A Metamorfose - Texto integral (Clássicos Melhoramentos)
FRANZ KAFKA
A METAMORFOSE
Sumário
Parte I
Parte II
Parte III
Momento histórico
Franz Kafka: vida e obra
Créditos
Parte I
Certa manhã, ao acordar de sonhos intranquilos, Gregor Samsa encontrou-se, na sua cama, metamorfoseado num inseto monstruoso. Deitado sobre suas costas duras como uma couraça, viu, ao levantar um pouco a cabeça, sua barriga abaulada, marrom, dividida em arcos rígidos, sobre os quais a coberta, quase escorregando de vez, mal se mantinha. Suas muitas pernas, lamentavelmente finas em comparação ao volume do corpo, agitavam-se desesperadamente sob seus olhos.
“O que aconteceu comigo?”, pensou. Não era um sonho. Seu quarto, um verdadeiro quarto humano, apenas bastante pequeno, mantinha-se em silêncio entre as quatro paredes bem conhecidas. Sobre a mesa, na qual se espalhava uma coleção de amostras de tecidos, desempacotada – Samsa era caixeiro-viajante –, pendurava-se a imagem que ele recortara havia pouco de uma revista ilustrada e colocara numa moldura bonita, dourada. Representava uma dama, de chapéu e boá de pele, sentada ereta, que erguia ao espectador um pesado regalo de pele, que lhe cobria todo o antebraço.
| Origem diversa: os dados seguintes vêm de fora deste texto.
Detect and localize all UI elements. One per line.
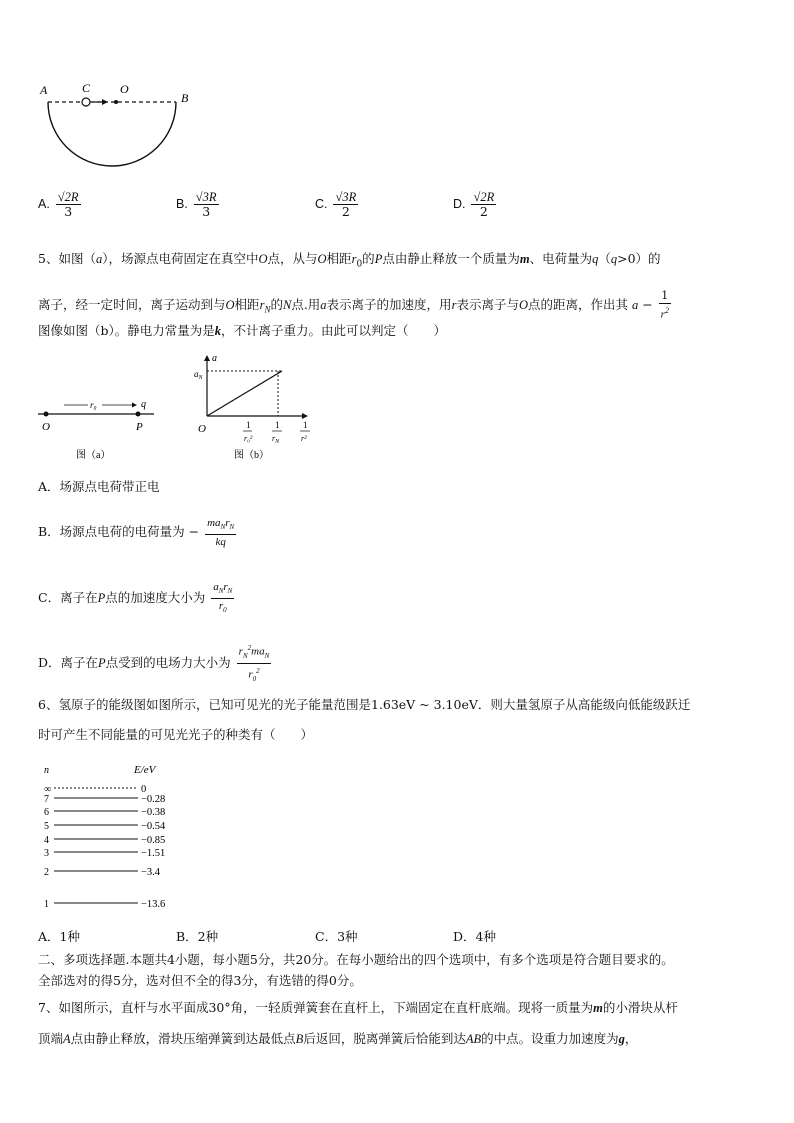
svg-text:1: 1 [246,420,251,430]
q7-line2: 顶端A点由静止释放，滑块压缩弹簧到达最低点B后返回，脱离弹簧后恰能到达AB的中点。设重力加速度为g， [38,1031,638,1046]
q6-line1: 6、氢原子的能级图如图所示，已知可见光的光子能量范围是1.63eV ~ 3.10eV．则大量氢原子从高能级向低能级跃迁 [38,697,691,712]
section2-line2: 全部选对的得5分，选对但不全的得3分，有选错的得0分。 [38,973,362,988]
level-energy-label: −1.51 [141,848,166,859]
level-energy-label: 0 [141,784,147,795]
q6-option-a: A．1种 [38,929,80,944]
svg-text:O: O [42,421,50,433]
svg-text:q: q [141,399,146,410]
svg-text:aN: $a_N$ [194,369,203,381]
level-n-label: 7 [44,794,49,805]
graph-line [207,371,282,416]
q6-line2: 时可产生不同能量的可见光光子的种类有（ ） [38,727,314,742]
point-c-circle [82,98,90,106]
energy-level-diagram [38,762,188,912]
svg-text:r₀²: r₀² [244,434,253,443]
svg-text:1: 1 [275,420,280,430]
level-n-label: 4 [44,835,49,846]
svg-text:a: a [212,353,217,364]
level-n-label: 3 [44,848,49,859]
semicircle-figure [36,80,206,190]
q6-option-b: B．2种 [176,929,219,944]
fig-b-caption: 图（b） [234,450,269,461]
svg-text:1: 1 [303,420,308,430]
level-n-label: 2 [44,867,49,878]
q4-option-c: C. $\frac{√3R}{2}$ [315,190,357,219]
arrow-head [102,99,108,105]
q6-option-d: D．4种 [453,929,496,944]
q5-option-a: A．场源点电荷带正电 [38,479,160,494]
semicircle-arc [48,102,176,166]
level-energy-label: −0.54 [141,821,166,832]
section2-line1: 二、多项选择题.本题共4小题，每小题5分，共20分。在每小题给出的四个选项中，有多个选项是符合题目要求的。 [38,952,674,967]
svg-text:O: O [198,423,206,435]
q4-option-d: D. $\frac{√2R}{2}$ [453,190,495,219]
label-o: O [120,82,129,96]
q4-option-b: B. $\frac{√3R}{3}$ [176,190,217,219]
level-energy-label: −0.38 [141,807,166,818]
svg-text:P: P [136,421,143,433]
q6-option-c: C．3种 [315,929,358,944]
point-o-dot [114,100,118,104]
level-n-label: 6 [44,807,49,818]
svg-text:r₀: r₀ [90,400,97,410]
q5-option-c: C．离子在P点的加速度大小为 $\frac{a_Nr_N}{r_0}$ [38,581,233,615]
q7-line1: 7、如图所示，直杆与水平面成30°角，一轻质弹簧套在直杆上，下端固定在直杆底端。现将一质量为m的小滑块从杆 [38,1000,678,1015]
level-n-label: 5 [44,821,49,832]
q5-option-b: B．场源点电荷的电荷量为 − $\frac{ma_Nr_N}{kq}$ [38,517,235,549]
q5-line3: 图像如图（b）。静电力常量为是k，不计离子重力。由此可以判定（ ） [38,323,447,338]
figure-a [36,392,166,464]
label-c: C [82,81,91,95]
level-energy-label: −0.85 [141,835,166,846]
level-n-label: 1 [44,899,49,910]
fig-a-caption: 图（a） [76,450,111,461]
q5-option-d: D．离子在P点受到的电场力大小为 $\frac{r_N^2ma_N}{r_0^2}$ [38,641,273,686]
q4-option-a: A. $\frac{√2R}{3}$ [38,190,79,219]
label-b: B [181,91,189,105]
level-energy-label: −0.28 [141,794,166,805]
level-energy-label: −13.6 [141,899,166,910]
axis-n: n [44,765,49,776]
figure-b [190,352,330,464]
source-charge-o [44,412,49,417]
label-a: A [40,83,48,97]
ion-charge-p [136,412,141,417]
svg-text:rN: $r_N$ [272,434,280,445]
q5-line2: 离子，经一定时间，离子运动到与O相距$r_N$的N点.用a表示离子的加速度，用r表示离子与O点的距离，作出其 a − $\frac{1}{r^2}$ [38,289,669,321]
q5-line1: 5、如图（a），场源点电荷固定在真空中O点，从与O相距$r_0$的P点由静止释放一个质量为m、电荷量为q（q>0）的 [38,251,661,270]
svg-text:r²: r² [301,434,307,443]
level-n-label: ∞ [44,784,52,795]
level-energy-label: −3.4 [141,867,161,878]
axis-e: E/eV [134,764,156,776]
O olhar de Gregor dirigiu-se, então, à janela, e o céu nublado – ouviam-se pingos de chuva batendo sobre a calha da janela – deixou-o totalmente melancólico. “E se eu dormisse mais um pouco e esquecesse todas essas maluquices?”, pensou, mas isso era totalmente impossível, pois ele estava acostumado a dormir do lado direito e, no seu estado atual, não conseguia se colocar nessa posição. Por mais que se esforçasse em se jogar para o lado direito, voltava sempre a balançar de costas. Tentou umas cem vezes, pelo menos, fechando os olhos para não ter de ver a agitação das pernas se debatendo e desistiu apenas quando começou a sentir do lado uma dor leve e indefinida, que nunca havia experimentado.
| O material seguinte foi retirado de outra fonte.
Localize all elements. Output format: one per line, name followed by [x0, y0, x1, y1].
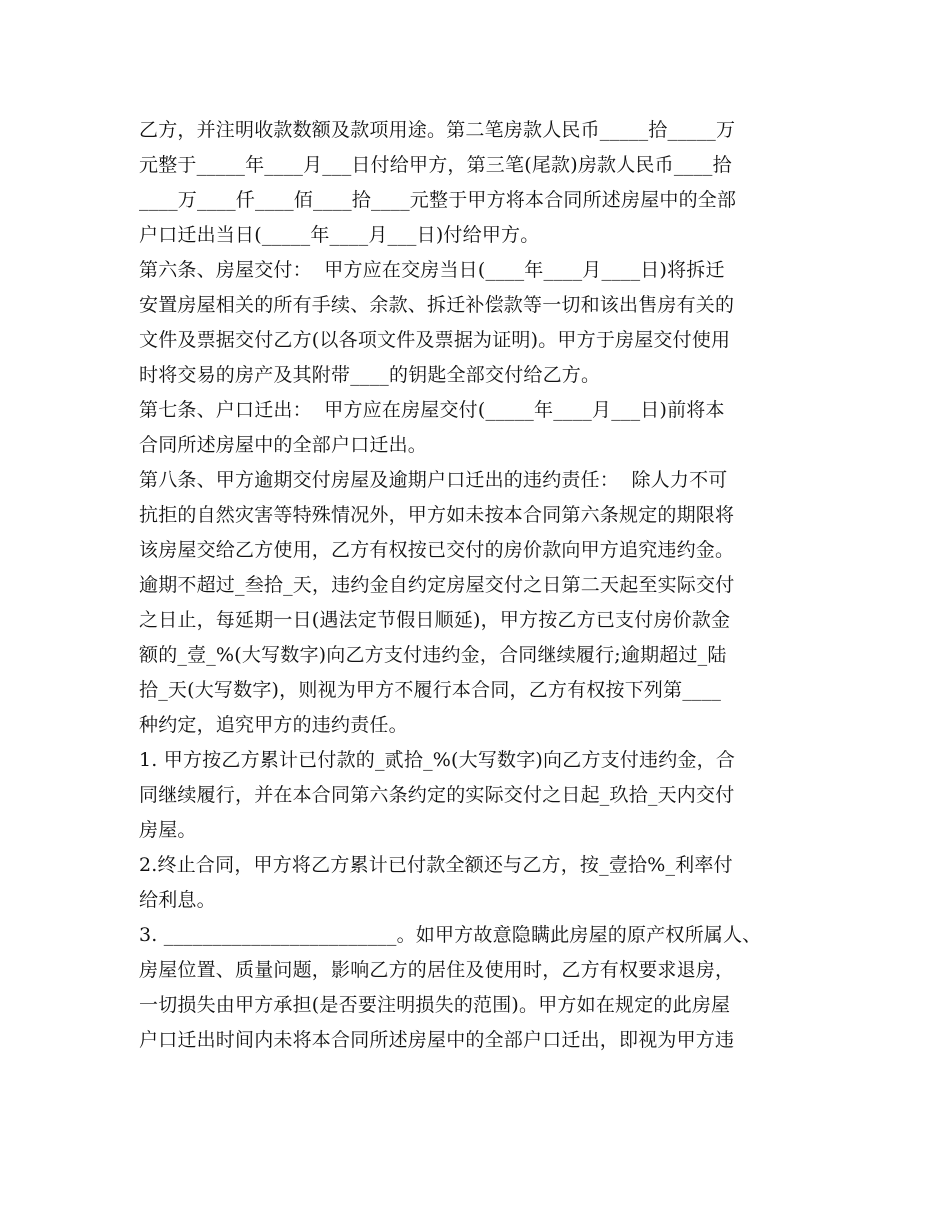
document-line: 给利息。	[139, 889, 216, 911]
document-line: 1. 甲方按乙方累计已付款的_贰拾_%(大写数字)向乙方支付违约金，合	[139, 749, 736, 771]
document-line: 文件及票据交付乙方(以各项文件及票据为证明)。甲方于房屋交付使用	[139, 329, 731, 351]
document-line: 第七条、户口迁出： 甲方应在房屋交付(_____年____月___日)前将本	[139, 399, 725, 421]
document-line: 2.终止合同，甲方将乙方累计已付款全额还与乙方，按_壹拾%_利率付	[139, 854, 733, 876]
document-line: 拾_天(大写数字)，则视为甲方不履行本合同，乙方有权按下列第____	[139, 679, 722, 701]
document-line: 第六条、房屋交付： 甲方应在交房当日(____年____月____日)将拆迁	[139, 259, 725, 281]
document-line: ____万____仟____佰____拾____元整于甲方将本合同所述房屋中的全部	[139, 189, 737, 211]
document-line: 种约定，追究甲方的违约责任。	[139, 714, 408, 736]
document-line: 安置房屋相关的所有手续、余款、拆迁补偿款等一切和该出售房有关的	[139, 294, 735, 316]
document-line: 一切损失由甲方承担(是否要注明损失的范围)。甲方如在规定的此房屋	[139, 994, 731, 1016]
document-line: 第八条、甲方逾期交付房屋及逾期户口迁出的违约责任： 除人力不可	[139, 469, 728, 491]
document-line: 户口迁出时间内未将本合同所述房屋中的全部户口迁出，即视为甲方违	[139, 1029, 735, 1051]
document-body	[139, 113, 829, 1058]
document-line: 逾期不超过_叁拾_天，违约金自约定房屋交付之日第二天起至实际交付	[139, 574, 735, 596]
document-line: 同继续履行，并在本合同第六条约定的实际交付之日起_玖拾_天内交付	[139, 784, 735, 806]
document-line: 之日止，每延期一日(遇法定节假日顺延)，甲方按乙方已支付房价款金	[139, 609, 731, 631]
document-line: 乙方，并注明收款数额及款项用途。第二笔房款人民币_____拾_____万	[139, 119, 736, 141]
document-line: 元整于_____年____月___日付给甲方，第三笔(尾款)房款人民币____拾	[139, 154, 732, 176]
document-line: 合同所述房屋中的全部户口迁出。	[139, 434, 428, 456]
document-line: 房屋。	[139, 819, 197, 841]
document-line: 额的_壹_%(大写数字)向乙方支付违约金，合同继续履行;逾期超过_陆	[139, 644, 727, 666]
document-line: 时将交易的房产及其附带____的钥匙全部交付给乙方。	[139, 364, 601, 386]
document-line: 房屋位置、质量问题，影响乙方的居住及使用时，乙方有权要求退房，	[139, 959, 735, 981]
document-line: 抗拒的自然灾害等特殊情况外，甲方如未按本合同第六条规定的期限将	[139, 504, 735, 526]
document-line: 该房屋交给乙方使用，乙方有权按已交付的房价款向甲方追究违约金。	[139, 539, 735, 561]
document-line: 3. ________________________。如甲方故意隐瞒此房屋的原产权所属人、	[139, 924, 762, 946]
document-line: 户口迁出当日(_____年____月___日)付给甲方。	[139, 224, 540, 246]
“Oh, Deus”, pensou, “que profissão cansativa fui escolher! Entra dia, sai dia, e eu sempre viajando. O trabalho é muito maior do que na firma em si, e, além disso, ainda recebi essa praga de viajar, a preocupação com as conexões dos trens, as refeições irregulares e ruins, o contato com as pessoas sempre casual, que nunca se mantém, que nunca é caloroso. Aos diabos com tudo isso!” Ele sentiu uma leve coceira na barriga; de costas, deslocou-se devagar em direção à cabeceira da cama a fim de conseguir erguer melhor a cabeça; o lugar onde coçava mostrou-se repleto de pontinhos brancos, que não sabia o que era; quis tocá-lo com uma perna, mas imediatamente a puxou de volta, pois sentiu um arrepio gelado no contato.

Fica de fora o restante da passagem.